Mais pour s’assurer de la majorité absolue, le parti au pouvoir a chargé une armée de voyous d’instaurer un climat de terreur dans les quartiers des grandes villes pour pousser les candidats indépendants (c’est l’étiquette sous laquelle se sont présentés les Frères musulmans) à se retirer de la compétition électorale. Des centaines de leurs sympathisants ont d’ailleurs été arrêtés ces derniers jours.
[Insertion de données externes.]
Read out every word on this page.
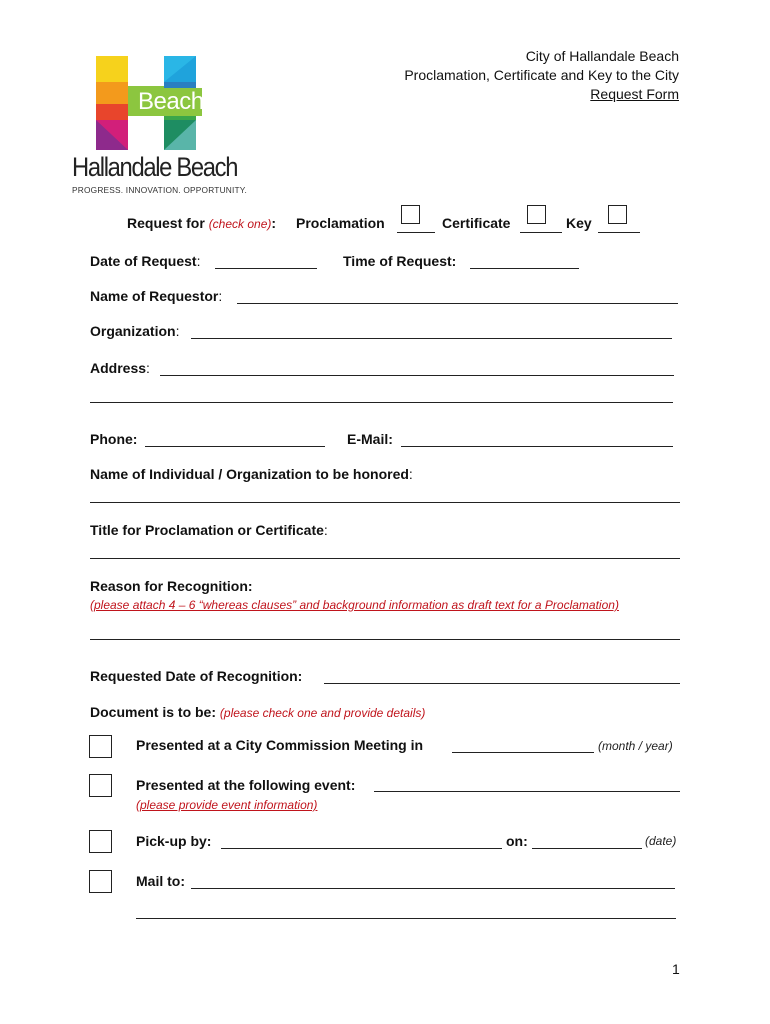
Beach
Hallandale Beach
PROGRESS. INNOVATION. OPPORTUNITY.
City of Hallandale Beach
Proclamation, Certificate and Key to the City
Request Form
Request for (check one): Proclamation	Certificate	Key
Date of Request:	Time of Request:
Name of Requestor:
Organization:
Address:
Phone:	E-Mail:
Name of Individual / Organization to be honored:
Title for Proclamation or Certificate:
Reason for Recognition:
(please attach 4 – 6 “whereas clauses” and background information as draft text for a Proclamation)
Requested Date of Recognition:
Document is to be: (please check one and provide details)
Presented at a City Commission Meeting in	(month / year)
Presented at the following event:
(please provide event information)
Pick-up by:	on:	(date)
Mail to:
1
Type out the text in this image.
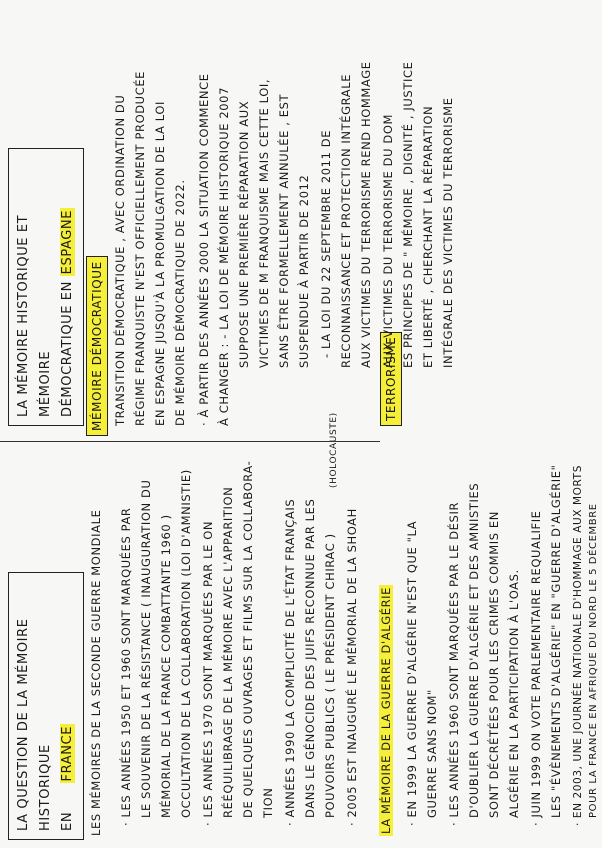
LA QUESTION DE LA MÉMOIRE HISTORIQUE EN      FRANCE	LES MÉMOIRES DE LA SECONDE GUERRE MONDIALE · LES ANNÉES 1950 ET 1960 SONT MARQUÉES PAR LE SOUVENIR DE LA RÉSISTANCE ( INAUGURATION DU MÉMORIAL DE LA FRANCE COMBATTANTE 1960 ) OCCULTATION DE LA COLLABORATION (LOI D'AMNISTIE) · LES ANNÉES 1970 SONT MARQUÉES PAR LE ON RÉÉQUILIBRAGE DE LA MÉMOIRE AVEC L'APPARITION DE QUELQUES OUVRAGES ET FILMS SUR LA COLLABORA- TION · ANNÉES 1990 LA COMPLICITÉ DE L'ÉTAT FRANÇAIS DANS LE GÉNOCIDE DES JUIFS RECONNUE PAR LES POUVOIRS PUBLICS ( LE PRÉSIDENT CHIRAC ) · 2005 EST INAUGURÉ LE MÉMORIAL DE LA SHOAH
(HOLOCAUSTE)
LA MÉMOIRE DE LA GUERRE D'ALGÉRIE · EN 1999 LA GUERRE D'ALGÉRIE N'EST QUE "LA GUERRE SANS NOM" · LES ANNÉES 1960 SONT MARQUÉES PAR LE DÉSIR D'OUBLIER LA GUERRE D'ALGÉRIE ET DES AMNISTIES SONT DÉCRÉTÉES POUR LES CRIMES COMMIS EN ALGÉRIE EN LA PARTICIPATION À L'OAS. · JUIN 1999 ON VOTE PARLEMENTAIRE REQUALIFIE LES "ÉVÈNEMENTS D'ALGÉRIE" EN "GUERRE D'ALGÉRIE" · EN 2003, UNE JOURNÉE NATIONALE D'HOMMAGE AUX MORTS POUR LA FRANCE EN AFRIQUE DU NORD LE 5 DÉCEMBRE
LA MÉMOIRE HISTORIQUE ET MÉMOIRE DÉMOCRATIQUE EN ESPAGNE
MÉMOIRE DÉMOCRATIQUE TRANSITION DÉMOCRATIQUE , AVEC ORDINATION DU RÉGIME FRANQUISTE N'EST OFFICIELLEMENT PRODUCÉE EN ESPAGNE JUSQU'À LA PROMULGATION DE LA LOI DE MÉMOIRE DÉMOCRATIQUE DE 2022. · À PARTIR DES ANNÉES 2000 LA SITUATION COMMENCE À CHANGER : - LA LOI DE MÉMOIRE HISTORIQUE 2007 SUPPOSE UNE PREMIÈRE RÉPARATION AUX VICTIMES DE M FRANQUISME MAIS CETTE LOI, SANS ÊTRE FORMELLEMENT ANNULÉE , EST SUSPENDUE À PARTIR DE 2012 - LA LOI DU 22 SEPTEMBRE 2011 DE RECONNAISSANCE ET PROTECTION INTÉGRALE AUX VICTIMES DU TERRORISME REND HOMMAGE
TERRORISME
AUX VICTIMES DU TERRORISME DU DOM ES PRINCIPES DE " MÉMOIRE , DIGNITÉ , JUSTICE ET LIBERTÉ , CHERCHANT LA RÉPARATION INTÉGRALE DES VICTIMES DU TERRORISME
Vendredi, quelques heures avant la fin de la campagne officielle, des milliers de personnes sont d’ailleurs descendues dans la rue, dans diverses régions d’Egypte, pour protester contre les restrictions et les violences qui ont accompagné le processus électoral. Les manifestations ont dégénéré en violents affrontements avec les forces de l’ordre dans plusieurs villes, ce qui confirme l’idée que l’Egypte est assise sur une bombe sociale qui est prête à exploser à n’importe quel moment.
A l’instar de nombreux pays arabes, le pouvoir égyptien s’appuie sur l’argument de la menace islamiste pour accentuer son contrôle sur la société, réprimer les populations et se maintenir aux commandes. La preuve, les Frères musulmans ne sont pas les seuls à subir le harcèlement de la police politique aux ordres de Moubarak. Les partis modernistes traditionnels ainsi que la jeune formation de Mohamed El Baradai, le Mouvement national pour le changement, n’ont également pas droit à la parole. Si les islamistes n’avaient pas existé, il est évident que le pouvoir égyptien les aurait inventés. Le péril islamiste, apparaît-il encore aujourd’hui, continue à servir de prétexte pour empêcher surtout l’émergence d’une véritable alternative démocratique en Egypte.
Ce énième coup d’Etat par les urnes que s’apprête à commettre le PND confirme aussi – à ceux qui jusque-là pouvaient encore en douter – que Hosni Moubarak ne reculera devant rien pour s’offrir, l’an prochain, un sixième mandat présidentiel ou, à tout le moins, faire de son fils Gamal son principal et unique successeur. Et tout cela se fera avec la bénédiction de l’Occident.